Actually in Mechanics rate of change of acceleration with time is not considered.Why is it so?Is the rate of change of acceleration with time not important? Or there exist any cases, where we can consider the rate of change of acceleration?

The important thing in classical mechanics is that Newton’s Second Law says force is proportional to the second time derivative of position, not the first, or third, or fourth, or fifth, or any other.

So the time derivative of acceleration is not particularly important most of the time. However, the Abraham-Lorentz force in electrodynamics is a rare example of where it is.

Newtonian Mechanics can be easily dealt with via considering forces and there effects only.
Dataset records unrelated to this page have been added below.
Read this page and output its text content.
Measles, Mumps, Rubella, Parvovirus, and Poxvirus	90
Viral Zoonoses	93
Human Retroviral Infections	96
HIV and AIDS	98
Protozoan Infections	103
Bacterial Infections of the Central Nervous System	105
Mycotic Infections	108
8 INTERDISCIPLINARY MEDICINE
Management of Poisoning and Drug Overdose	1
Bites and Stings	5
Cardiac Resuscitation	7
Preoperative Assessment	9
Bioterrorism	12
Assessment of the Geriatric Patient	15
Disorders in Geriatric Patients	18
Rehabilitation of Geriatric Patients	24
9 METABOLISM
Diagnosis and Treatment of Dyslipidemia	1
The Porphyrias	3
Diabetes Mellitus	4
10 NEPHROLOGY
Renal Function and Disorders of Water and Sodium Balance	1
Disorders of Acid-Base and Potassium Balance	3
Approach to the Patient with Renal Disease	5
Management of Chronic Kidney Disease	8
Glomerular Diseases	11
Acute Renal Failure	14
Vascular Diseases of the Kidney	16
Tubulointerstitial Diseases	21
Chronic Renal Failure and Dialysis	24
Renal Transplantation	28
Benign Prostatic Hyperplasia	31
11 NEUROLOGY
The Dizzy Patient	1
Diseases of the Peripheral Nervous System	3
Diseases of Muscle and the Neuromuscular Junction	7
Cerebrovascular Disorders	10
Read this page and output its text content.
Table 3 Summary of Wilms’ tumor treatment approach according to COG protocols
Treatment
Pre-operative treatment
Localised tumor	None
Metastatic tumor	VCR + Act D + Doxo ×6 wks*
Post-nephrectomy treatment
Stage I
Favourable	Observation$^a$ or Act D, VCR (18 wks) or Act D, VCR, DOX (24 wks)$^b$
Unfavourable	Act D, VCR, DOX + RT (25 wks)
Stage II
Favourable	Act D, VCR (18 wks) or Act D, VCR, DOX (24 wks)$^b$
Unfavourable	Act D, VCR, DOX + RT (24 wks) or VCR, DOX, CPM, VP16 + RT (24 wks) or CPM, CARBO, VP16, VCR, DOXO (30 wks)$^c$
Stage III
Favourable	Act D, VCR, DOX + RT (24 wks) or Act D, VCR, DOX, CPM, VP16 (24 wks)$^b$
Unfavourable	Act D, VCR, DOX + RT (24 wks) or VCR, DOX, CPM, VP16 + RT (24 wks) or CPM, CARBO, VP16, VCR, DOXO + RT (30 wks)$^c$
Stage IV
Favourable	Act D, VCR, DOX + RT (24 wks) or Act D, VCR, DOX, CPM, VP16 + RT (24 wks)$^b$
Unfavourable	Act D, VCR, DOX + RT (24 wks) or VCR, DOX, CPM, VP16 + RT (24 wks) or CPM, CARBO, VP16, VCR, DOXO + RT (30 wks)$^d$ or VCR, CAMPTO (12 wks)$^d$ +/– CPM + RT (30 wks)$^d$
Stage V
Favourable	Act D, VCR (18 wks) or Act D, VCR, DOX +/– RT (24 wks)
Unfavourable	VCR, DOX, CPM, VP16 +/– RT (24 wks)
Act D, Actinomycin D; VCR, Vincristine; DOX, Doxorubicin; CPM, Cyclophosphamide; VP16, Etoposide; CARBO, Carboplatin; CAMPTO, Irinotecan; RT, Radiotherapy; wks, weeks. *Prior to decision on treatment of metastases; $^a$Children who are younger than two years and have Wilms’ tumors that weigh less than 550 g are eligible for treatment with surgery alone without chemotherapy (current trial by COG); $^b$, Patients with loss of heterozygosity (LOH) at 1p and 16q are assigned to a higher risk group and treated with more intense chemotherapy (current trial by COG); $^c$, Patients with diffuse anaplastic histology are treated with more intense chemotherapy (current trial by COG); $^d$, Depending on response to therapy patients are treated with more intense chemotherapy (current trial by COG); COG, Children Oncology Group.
As you may get from $$\mathbf F =m \mathbf a$$ effects of the forces are instantaneous (which can vary from one time to another) and hence for considering the dynamics of a situation you need the instantaneous information ( i.e., force as some function of time or position) about the forces, and if you have so then you are done for it.

But if you consider the quantity "jerk" it may seem to be at advantage at first sight but isn't so, as in a real life situation (consider the case of gravity here) it may not be constant and may itself vary with time and/or position. Then you may consider the higher derivative of position ( you may notice where this is going) and then you would find that the position function would itself not be some polynomial function, then you would have no choice but to leave this hunt (for higher derivatives) whereas a simple knowledge about the function of the force acting would be most helpful in understanding the dynamics of the situation (though this itself would be hard to do but would be easier than former).

As others have mentioned in their answers, I'd like to say that while studying mechanics we are interested in the positions of the object, how fast they move and what causes them to move faster or slower. In many cases, we can get what we need without invoking "Jerk".

The concept of "jerk" isn't that useful here. I mean, we can apply a constant force and still cause a change in the state of motion of an object while having a jerk of $$0$$. Moreover, you can take the example of gravity where an object suffers acceleration from a constant force (if the change in height is sufficiently small during the fall) under it's influence. There you could see the object's velocity change with a jerk of $$0$$ because

$$\text{jerk=}\frac{d}{dt} a(t)=\frac{d}{dt} \left (\frac{F(t)}{m}\right)=\frac 1 m \frac{d}{dt} F(t)$$

But for significant distance changes you can have a non zero jerk and that data may be useful to you in some way.

In a similar manner you can define $$n$$ th derivative of position w.r.t time (other people have linked to the wiki article) but not all of them are useful to us every time we want to do (know) something. We can use them when necessary.

Like this, there are many other things and formulae which are defined and could be used for specific purposes. If they're used simply depends on if that's useful for the current computation or not.

To answer this question, one could think what would be the effect of modified equations of motion where jerk would appear (in place or in addition to the usual acceleration). Well, theory of differential equations tells us that in that case, a well-posed problem, i.e. the possibility of predicting the future motion from the present state, would require position, velocity, and acceleration at a given time as independent state variables.

Since in most of the mechanical problems one is facing at macroscopic level(*) position and velocity seem enough to provide a unique evolution, we have no experimental basis for thinking that jerk would play a role in the equations of motion.

Moreover, at the extent Newton's equations of motion can be derived from Eherenfst's theorem in the case of strongly localized quantum states, on could say that a modification of Newton'a laws would imply that something should be changed also at the quantum level (not very likely, taking into account the precision of spectroscopic measurements).

(*) There exist mechanical problems where the equations of motions go beyond the usual newtonian form, requiring a different determination of the mechanical state. Usually this happens as an effect of eliminating some degrees of freedom which results in some memory effect on dynamics.